December 31, 2012, will be a very important date in the lives of taxpayers, because that is the date that many tax-saving provisions are set to expire. Congress has extended many of these provisions on a year-by-year basis. However, as it stands now, many tax-cutting provisions have already expired or will expire. Here are a few of the more important ones that could apply to you.
- Employee’s share of social security taxes. The employee’s share of FICA taxes will return to 6.2% after 2012, up from 4.2%.
- Income tax rates. The 10% tax rate bracket will be eliminated, and the top rate will be 39.6% (up from 35%).

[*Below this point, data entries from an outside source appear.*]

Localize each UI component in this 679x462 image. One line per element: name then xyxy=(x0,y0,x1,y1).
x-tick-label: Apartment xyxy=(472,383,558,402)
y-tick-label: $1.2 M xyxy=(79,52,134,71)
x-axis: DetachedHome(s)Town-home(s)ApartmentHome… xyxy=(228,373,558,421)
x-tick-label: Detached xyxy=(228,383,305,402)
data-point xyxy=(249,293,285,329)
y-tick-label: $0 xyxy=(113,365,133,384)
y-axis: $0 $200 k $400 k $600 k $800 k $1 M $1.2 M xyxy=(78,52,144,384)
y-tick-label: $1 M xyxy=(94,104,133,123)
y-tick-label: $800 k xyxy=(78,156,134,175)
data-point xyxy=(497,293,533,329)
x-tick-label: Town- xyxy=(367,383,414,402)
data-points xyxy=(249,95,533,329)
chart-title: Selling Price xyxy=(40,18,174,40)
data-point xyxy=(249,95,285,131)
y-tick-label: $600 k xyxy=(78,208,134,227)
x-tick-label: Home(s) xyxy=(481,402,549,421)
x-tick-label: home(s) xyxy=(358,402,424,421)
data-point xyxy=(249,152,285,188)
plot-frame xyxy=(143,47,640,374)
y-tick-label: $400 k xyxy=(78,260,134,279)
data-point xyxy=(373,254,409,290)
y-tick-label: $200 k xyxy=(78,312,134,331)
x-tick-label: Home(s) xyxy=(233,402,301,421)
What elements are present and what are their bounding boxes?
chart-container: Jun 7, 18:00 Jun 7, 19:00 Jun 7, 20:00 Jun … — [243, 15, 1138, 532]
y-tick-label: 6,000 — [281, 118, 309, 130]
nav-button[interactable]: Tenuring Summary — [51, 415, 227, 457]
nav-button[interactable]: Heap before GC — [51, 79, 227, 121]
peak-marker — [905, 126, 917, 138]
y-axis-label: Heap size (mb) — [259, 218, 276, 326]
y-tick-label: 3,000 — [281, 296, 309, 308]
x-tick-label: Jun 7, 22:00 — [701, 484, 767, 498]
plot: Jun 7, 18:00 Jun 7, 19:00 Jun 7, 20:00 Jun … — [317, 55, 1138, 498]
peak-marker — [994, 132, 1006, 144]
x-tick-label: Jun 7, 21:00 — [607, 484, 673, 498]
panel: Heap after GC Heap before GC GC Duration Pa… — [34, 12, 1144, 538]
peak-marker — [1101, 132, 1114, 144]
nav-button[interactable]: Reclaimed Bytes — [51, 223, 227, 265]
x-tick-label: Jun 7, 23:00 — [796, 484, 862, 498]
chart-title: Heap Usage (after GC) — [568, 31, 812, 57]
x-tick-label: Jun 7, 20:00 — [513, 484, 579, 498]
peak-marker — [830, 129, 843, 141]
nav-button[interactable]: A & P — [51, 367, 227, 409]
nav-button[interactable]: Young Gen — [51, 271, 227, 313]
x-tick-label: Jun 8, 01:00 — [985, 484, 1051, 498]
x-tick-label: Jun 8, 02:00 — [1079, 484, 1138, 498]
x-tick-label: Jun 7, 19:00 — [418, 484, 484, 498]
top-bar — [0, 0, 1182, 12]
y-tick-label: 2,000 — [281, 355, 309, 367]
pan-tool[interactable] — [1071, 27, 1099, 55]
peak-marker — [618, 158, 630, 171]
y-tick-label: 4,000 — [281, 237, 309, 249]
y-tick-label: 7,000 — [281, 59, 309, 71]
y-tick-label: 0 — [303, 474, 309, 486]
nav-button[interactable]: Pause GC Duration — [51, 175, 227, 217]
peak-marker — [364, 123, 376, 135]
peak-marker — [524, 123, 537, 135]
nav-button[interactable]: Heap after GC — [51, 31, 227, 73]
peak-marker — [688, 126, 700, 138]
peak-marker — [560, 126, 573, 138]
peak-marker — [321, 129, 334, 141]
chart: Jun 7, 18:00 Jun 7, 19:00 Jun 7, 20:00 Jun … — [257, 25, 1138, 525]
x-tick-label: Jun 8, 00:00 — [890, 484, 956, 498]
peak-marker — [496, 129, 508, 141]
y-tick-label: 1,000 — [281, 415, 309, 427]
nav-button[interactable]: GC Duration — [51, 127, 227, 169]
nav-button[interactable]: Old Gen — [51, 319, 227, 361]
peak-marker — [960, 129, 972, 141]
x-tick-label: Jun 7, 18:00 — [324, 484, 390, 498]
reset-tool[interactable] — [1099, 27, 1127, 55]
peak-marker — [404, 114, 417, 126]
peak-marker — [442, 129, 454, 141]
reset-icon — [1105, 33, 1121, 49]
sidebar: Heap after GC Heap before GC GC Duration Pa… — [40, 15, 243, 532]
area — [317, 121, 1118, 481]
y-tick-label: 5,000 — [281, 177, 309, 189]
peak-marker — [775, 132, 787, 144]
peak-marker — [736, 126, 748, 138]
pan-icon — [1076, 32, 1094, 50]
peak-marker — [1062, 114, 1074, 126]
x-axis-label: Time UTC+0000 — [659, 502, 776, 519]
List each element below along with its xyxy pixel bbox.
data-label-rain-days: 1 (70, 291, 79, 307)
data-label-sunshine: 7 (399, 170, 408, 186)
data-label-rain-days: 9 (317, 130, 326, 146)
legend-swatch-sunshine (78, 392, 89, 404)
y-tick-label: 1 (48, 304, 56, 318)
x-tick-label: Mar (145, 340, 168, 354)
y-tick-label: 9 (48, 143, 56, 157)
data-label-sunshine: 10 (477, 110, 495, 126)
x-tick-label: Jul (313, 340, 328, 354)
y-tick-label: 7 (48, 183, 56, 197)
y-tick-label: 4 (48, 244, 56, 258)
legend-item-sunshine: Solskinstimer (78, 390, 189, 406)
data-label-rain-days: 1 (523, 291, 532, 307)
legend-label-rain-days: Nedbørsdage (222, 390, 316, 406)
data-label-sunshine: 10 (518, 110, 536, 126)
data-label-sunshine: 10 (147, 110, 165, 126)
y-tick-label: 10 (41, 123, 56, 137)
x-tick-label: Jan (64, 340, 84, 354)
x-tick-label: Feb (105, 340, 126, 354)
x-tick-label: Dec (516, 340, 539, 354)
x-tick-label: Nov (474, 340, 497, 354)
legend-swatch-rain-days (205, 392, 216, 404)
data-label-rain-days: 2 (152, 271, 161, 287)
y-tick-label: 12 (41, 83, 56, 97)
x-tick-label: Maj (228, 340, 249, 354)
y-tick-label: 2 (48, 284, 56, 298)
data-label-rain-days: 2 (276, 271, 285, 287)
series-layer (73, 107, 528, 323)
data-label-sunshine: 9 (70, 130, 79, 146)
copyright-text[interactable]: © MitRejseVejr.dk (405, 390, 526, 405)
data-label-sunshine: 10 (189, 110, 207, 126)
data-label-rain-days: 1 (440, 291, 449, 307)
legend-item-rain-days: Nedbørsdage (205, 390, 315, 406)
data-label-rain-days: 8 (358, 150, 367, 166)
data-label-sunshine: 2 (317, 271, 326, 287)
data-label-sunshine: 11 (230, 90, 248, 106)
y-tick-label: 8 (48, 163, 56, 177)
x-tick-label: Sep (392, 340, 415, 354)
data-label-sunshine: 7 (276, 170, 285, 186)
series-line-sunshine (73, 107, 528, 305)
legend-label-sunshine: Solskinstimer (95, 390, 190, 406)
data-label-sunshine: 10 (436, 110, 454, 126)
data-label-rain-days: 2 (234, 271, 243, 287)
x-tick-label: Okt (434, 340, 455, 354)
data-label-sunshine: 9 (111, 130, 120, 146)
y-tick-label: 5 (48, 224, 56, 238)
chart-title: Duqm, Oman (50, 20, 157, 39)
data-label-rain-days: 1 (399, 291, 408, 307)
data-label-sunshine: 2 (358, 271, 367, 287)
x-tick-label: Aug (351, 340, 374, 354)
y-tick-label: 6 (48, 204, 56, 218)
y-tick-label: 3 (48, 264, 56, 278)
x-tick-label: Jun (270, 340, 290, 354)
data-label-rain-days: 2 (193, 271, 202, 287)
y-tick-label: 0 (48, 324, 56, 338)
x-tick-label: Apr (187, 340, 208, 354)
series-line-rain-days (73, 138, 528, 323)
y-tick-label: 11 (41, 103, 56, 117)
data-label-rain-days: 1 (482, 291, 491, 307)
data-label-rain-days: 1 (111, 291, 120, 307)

- Long-term capital gains. The maximum tax on most long-term capital gains will increase from the current level of 15% to 20%. For some low-income taxpayers, the current long-term capital gains rate can be zero. That provision will also be eliminated. Additionally, qualified dividends will no longer be taxed at the long-term gains rates (including the zero rate for lower-income taxpayers). Instead, dividends will be taxed at ordinary income rates as high as 39.6%.
- Child tax credit. The current credit, which is $1,000 for a qualifying child, will be reduced to $500.
- Student loan interest deduction. This deduction will be limited to only the first 60 months that interest payments are made, and there will be a much lower income limit where this deduction can be claimed at all.
- Section 179 expensing deductions. The first-year expensing limit and qualifying property limit will be reduced to $25,000 and $200,000 (down from the 2012 levels of $139,000 and $560,000).
- Itemized deductions. Itemized deductions are currently not reduced by the size of your adjusted gross income. That provision will expire, and itemized deductions will again be reduced for higher bracket taxpayers.
- Estate and gift taxes. The estate and gift tax rules will revert to those in effect before 2001. That means the maximum estate and gift tax rate will increase to 55% (up from 35%), and the maximum amount of assets to be left to beneficiaries tax-free will be reduced to $1,000,000 (down from the current level of $5,120,000).
What can you do to manage your tax bill for 2012 and 2013? You should monitor the tax landscape as Congress returns to Washington. Some of the things that you’ll want to examine include the following:
- Should you accelerate income into 2012 in order to take advantage of the current tax rates that may be lower than future rates?
- Should you sell assets that you have held long-term (such as stocks, mutual funds, and property) to take advantage of the expected lower capital gains tax rates in 2012?
- Should you sell dividend-paying stocks since the tax benefit for holding such stock may be eliminated?